In one exercise, students acted as counsel to a small business owner. The “client” emailed them asking about standard-form contracts relevant to their industry and what pricing mechanics such contracts use.
For the research stage of the task, all teams located a standard-form construction contract, but only half of them found the industry-accepted standard form that we contemplated. The others located this form later by modifying their search approach. This helped to demonstrate some limitations of AI tools.
For the client communication stage, some teams failed to answer the “client’s” questions. This isn’t something the AI tool could address on its own, and it reminded students to constantly refocus on the big picture in addition to individual tasks.

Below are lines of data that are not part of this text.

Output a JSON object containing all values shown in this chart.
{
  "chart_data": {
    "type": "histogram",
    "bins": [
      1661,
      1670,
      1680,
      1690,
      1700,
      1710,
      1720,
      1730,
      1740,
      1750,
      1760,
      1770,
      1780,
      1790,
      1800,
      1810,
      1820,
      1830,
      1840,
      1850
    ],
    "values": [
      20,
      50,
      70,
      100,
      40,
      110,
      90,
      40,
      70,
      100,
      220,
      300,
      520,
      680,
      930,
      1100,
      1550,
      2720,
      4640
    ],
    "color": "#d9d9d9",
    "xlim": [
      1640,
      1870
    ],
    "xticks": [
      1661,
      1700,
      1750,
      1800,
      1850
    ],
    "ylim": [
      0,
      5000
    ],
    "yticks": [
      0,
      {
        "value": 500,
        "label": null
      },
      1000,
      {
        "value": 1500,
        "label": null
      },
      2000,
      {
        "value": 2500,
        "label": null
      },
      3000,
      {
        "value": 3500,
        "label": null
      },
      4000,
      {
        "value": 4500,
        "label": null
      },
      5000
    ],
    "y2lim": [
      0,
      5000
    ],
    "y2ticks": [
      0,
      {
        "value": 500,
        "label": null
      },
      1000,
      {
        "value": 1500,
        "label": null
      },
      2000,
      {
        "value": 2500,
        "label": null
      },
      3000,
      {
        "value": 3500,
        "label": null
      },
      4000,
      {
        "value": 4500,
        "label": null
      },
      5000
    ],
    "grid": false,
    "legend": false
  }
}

We found that AI tools built on widely available AI platforms such as ChatGPT produced the most responsive outputs and were most forgiving of haphazard prompting. But certain specialized legal AI tools often failed to answer the prompt.
This is a double-edged sword. Although the generally available tools were more likely to generate an answer, they also were more prone to providing unreliable outputs. By contrast, the specialized tools hallucinated much less frequently but regularly stopped short of fulfilling a request if it required work beyond their guardrails.
Delegating Work
Our final takeaway was that AI was surprisingly good at issue-spotting and double-checking a lawyer’s work product. These uses can help both new and experienced lawyers.

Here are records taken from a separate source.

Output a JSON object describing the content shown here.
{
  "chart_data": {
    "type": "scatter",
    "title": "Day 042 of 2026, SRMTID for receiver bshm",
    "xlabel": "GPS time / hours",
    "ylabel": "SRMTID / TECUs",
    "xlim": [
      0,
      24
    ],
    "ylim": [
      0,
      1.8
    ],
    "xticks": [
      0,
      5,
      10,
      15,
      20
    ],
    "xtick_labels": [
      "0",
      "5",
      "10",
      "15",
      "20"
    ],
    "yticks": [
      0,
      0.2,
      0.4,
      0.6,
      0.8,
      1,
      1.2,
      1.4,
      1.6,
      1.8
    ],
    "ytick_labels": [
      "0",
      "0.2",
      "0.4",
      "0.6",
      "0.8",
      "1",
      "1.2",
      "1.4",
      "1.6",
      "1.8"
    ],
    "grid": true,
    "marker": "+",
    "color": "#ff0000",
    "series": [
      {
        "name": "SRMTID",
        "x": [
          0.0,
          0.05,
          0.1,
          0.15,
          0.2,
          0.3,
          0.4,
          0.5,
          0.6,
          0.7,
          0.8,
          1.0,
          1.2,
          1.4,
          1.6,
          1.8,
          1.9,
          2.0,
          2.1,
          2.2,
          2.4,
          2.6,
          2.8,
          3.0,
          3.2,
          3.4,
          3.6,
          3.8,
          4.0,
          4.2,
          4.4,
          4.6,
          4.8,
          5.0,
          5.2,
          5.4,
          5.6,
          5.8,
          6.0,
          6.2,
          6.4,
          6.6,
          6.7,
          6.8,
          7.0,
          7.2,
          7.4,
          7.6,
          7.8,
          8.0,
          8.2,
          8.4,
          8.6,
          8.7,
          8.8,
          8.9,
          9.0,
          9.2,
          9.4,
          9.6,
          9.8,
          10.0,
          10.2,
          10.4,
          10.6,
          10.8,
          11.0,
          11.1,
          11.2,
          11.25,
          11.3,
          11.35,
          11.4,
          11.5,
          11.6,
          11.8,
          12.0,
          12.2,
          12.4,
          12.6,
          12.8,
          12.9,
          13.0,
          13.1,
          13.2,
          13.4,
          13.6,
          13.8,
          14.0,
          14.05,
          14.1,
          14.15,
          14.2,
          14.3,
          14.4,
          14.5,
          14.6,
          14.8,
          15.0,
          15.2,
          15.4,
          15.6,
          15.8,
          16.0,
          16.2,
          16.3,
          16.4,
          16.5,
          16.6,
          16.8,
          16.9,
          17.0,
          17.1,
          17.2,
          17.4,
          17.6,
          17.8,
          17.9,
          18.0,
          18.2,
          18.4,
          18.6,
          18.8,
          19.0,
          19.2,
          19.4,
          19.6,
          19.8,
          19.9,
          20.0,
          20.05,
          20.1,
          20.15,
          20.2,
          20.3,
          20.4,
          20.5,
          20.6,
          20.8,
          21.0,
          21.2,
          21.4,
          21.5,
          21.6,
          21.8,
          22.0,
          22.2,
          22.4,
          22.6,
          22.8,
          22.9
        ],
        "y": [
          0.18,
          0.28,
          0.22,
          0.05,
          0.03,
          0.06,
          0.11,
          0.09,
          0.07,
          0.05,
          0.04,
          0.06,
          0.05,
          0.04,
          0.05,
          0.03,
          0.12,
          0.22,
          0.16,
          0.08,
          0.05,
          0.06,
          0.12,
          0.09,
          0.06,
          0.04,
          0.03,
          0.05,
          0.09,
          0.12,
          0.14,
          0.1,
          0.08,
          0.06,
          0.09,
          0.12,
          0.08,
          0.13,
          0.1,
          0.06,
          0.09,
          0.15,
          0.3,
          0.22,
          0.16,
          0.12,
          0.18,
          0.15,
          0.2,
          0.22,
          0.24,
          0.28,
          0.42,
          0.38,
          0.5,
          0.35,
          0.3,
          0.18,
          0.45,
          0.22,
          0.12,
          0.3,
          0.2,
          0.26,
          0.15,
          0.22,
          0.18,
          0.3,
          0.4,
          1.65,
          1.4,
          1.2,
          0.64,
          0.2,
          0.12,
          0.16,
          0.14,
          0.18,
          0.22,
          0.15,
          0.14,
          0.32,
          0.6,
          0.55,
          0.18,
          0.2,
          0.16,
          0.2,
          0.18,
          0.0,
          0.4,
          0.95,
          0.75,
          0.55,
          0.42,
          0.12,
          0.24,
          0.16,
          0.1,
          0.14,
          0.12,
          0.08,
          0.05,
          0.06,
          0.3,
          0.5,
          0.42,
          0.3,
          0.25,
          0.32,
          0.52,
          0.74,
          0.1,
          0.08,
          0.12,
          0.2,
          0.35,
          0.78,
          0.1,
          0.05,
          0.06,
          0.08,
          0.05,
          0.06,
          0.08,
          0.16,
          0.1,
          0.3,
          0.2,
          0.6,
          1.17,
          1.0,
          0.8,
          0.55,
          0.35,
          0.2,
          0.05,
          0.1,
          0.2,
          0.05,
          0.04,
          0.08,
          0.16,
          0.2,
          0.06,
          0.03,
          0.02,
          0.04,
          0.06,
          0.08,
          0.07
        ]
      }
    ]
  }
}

We used the idea of delegation to make this point to our students. AI is fast, adaptable, and always available, so it’s a great resource. But you should only delegate work to it when you can verify its output.

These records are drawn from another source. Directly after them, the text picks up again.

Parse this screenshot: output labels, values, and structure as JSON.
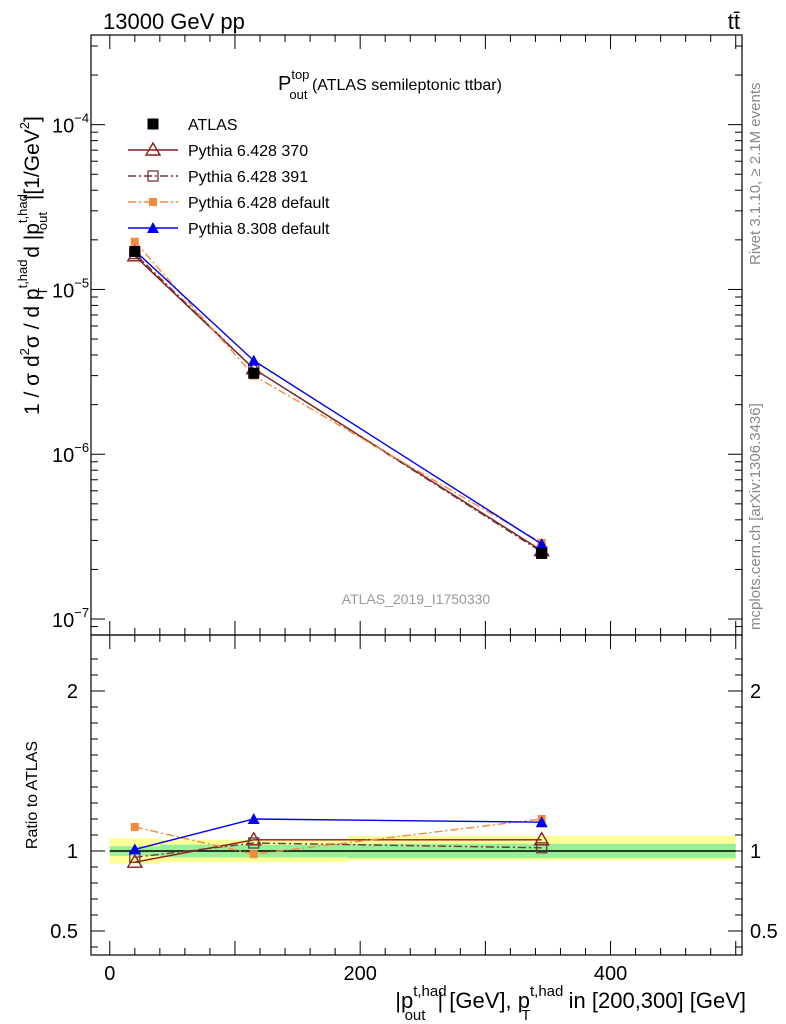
{
  "header": {
    "left": "13000 GeV pp",
    "right": "tt̄"
  },
  "side": {
    "rivet": "Rivet 3.1.10, ≥ 2.1M events",
    "mcplots": "mcplots.cern.ch [arXiv:1306.3436]"
  },
  "watermark": "ATLAS_2019_I1750330",
  "colors": {
    "atlas": "#000000",
    "p370": "#8b1a1a",
    "p391": "#6b3a3a",
    "pdef": "#f58a3c",
    "p8": "#0000ee",
    "band_outer": "#ffff99",
    "band_inner": "#99ee99"
  },
  "chart_data": [
    {
      "type": "line",
      "panel": "main",
      "title": "P_out^top (ATLAS semileptonic ttbar)",
      "title_main": "P",
      "title_sup": "top",
      "title_sub": "out",
      "title_rest": " (ATLAS semileptonic ttbar)",
      "ylabel": "1 / σ d²σ / d p_T^{t,had} d |p_out^{t,had}| [1/GeV²]",
      "ylabel_plain": "1 / σ d",
      "ylabel_parts": [
        "1 / σ d",
        "2",
        "σ / d p",
        "t,had",
        "T",
        " d |p",
        "t,had",
        "out",
        "|[1/GeV",
        "2",
        "]"
      ],
      "yscale": "log",
      "ylim": [
        8e-08,
        0.00035
      ],
      "xlim": [
        -15,
        505
      ],
      "yticks": [
        1e-07,
        1e-06,
        1e-05,
        0.0001
      ],
      "ytick_labels": [
        {
          "base": "10",
          "exp": "−7"
        },
        {
          "base": "10",
          "exp": "−6"
        },
        {
          "base": "10",
          "exp": "−5"
        },
        {
          "base": "10",
          "exp": "−4"
        }
      ],
      "x": [
        20,
        115,
        345
      ],
      "series": [
        {
          "name": "ATLAS",
          "values": [
            1.7e-05,
            3.1e-06,
            2.5e-07
          ]
        },
        {
          "name": "Pythia 6.428 370",
          "values": [
            1.6e-05,
            3.3e-06,
            2.6e-07
          ]
        },
        {
          "name": "Pythia 6.428 391",
          "values": [
            1.65e-05,
            3.3e-06,
            2.55e-07
          ]
        },
        {
          "name": "Pythia 6.428 default",
          "values": [
            1.95e-05,
            3e-06,
            2.9e-07
          ]
        },
        {
          "name": "Pythia 8.308 default",
          "values": [
            1.72e-05,
            3.7e-06,
            2.85e-07
          ]
        }
      ],
      "legend_position": "top-left"
    },
    {
      "type": "line",
      "panel": "ratio",
      "ylabel": "Ratio to ATLAS",
      "xlabel_parts": [
        "|p",
        "t,had",
        "out",
        "| [GeV], p",
        "t,had",
        "T",
        " in [200,300] [GeV]"
      ],
      "ylim": [
        0.35,
        2.35
      ],
      "yticks": [
        0.5,
        1,
        2
      ],
      "ytick_labels": [
        "0.5",
        "1",
        "2"
      ],
      "xticks": [
        0,
        200,
        400
      ],
      "xtick_labels": [
        "0",
        "200",
        "400"
      ],
      "x": [
        20,
        115,
        345
      ],
      "bands": [
        {
          "x0": 0,
          "x1": 40,
          "inner": [
            0.97,
            1.03
          ],
          "outer": [
            0.92,
            1.08
          ]
        },
        {
          "x0": 40,
          "x1": 190,
          "inner": [
            0.96,
            1.04
          ],
          "outer": [
            0.93,
            1.07
          ]
        },
        {
          "x0": 190,
          "x1": 500,
          "inner": [
            0.955,
            1.045
          ],
          "outer": [
            0.94,
            1.095
          ]
        }
      ],
      "series": [
        {
          "name": "Pythia 6.428 370",
          "values": [
            0.93,
            1.07,
            1.07
          ]
        },
        {
          "name": "Pythia 6.428 391",
          "values": [
            0.96,
            1.05,
            1.02
          ]
        },
        {
          "name": "Pythia 6.428 default",
          "values": [
            1.15,
            0.98,
            1.2
          ]
        },
        {
          "name": "Pythia 8.308 default",
          "values": [
            1.01,
            1.2,
            1.18
          ]
        }
      ]
    }
  ]
}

In one exercise, students had to issue-spot risks and approaches after a “client” described a business opportunity. Students brainstormed in small groups. There was a lot of overlap, but some groups thought of items that others had not. We added the items to a collective list, relying on our years of practice to guide the students through gaps that remained.
Once we had a strong collective list of items, a team asked an AI product to issue-spot the same scenario. It generated most of the items in our list, some that weren’t relevant, and—most importantly—a couple that no one had raised.
This was a valuable lesson: AI had something to add to our analysis, but we had to exercise independent judgment to determine whether its contributions merited further thought.
Important Takeaways
We asked students for feedback on our use of AI throughout the semester. The most valuable feedback was that they wanted to develop their own legal judgment and learn how and why certain tasks are completed before relying on AI.
This echoes the transition from book-based legal research to electronic legal research. There was some value in searching the law reports in the library, but electronic legal research won out because it was so much more efficient. Yet even with this enhanced efficiency, a responsible lawyer must understand how to build a strong research plan and actually read the cases they cite.
In the clinic, our goal is student learning. It was for this reason that we liked to deploy the AI tools at the end of our exercises: You do the work and then interrogate it with the AI tools of your choice.
Such an approach ensures law students get the benefit of struggling through first repetitions of new tasks while allowing them to generate superior work product with fewer drafts. This process requires discipline. Legal education and legal employers need to clarify the line between AI as a tool versus AI as a crutch.
We learned a lot about how AI tools can help law students develop into good lawyers. As those tools are integrated into legal practice, lawyers of all experience levels should take a self-conscious approach to using them.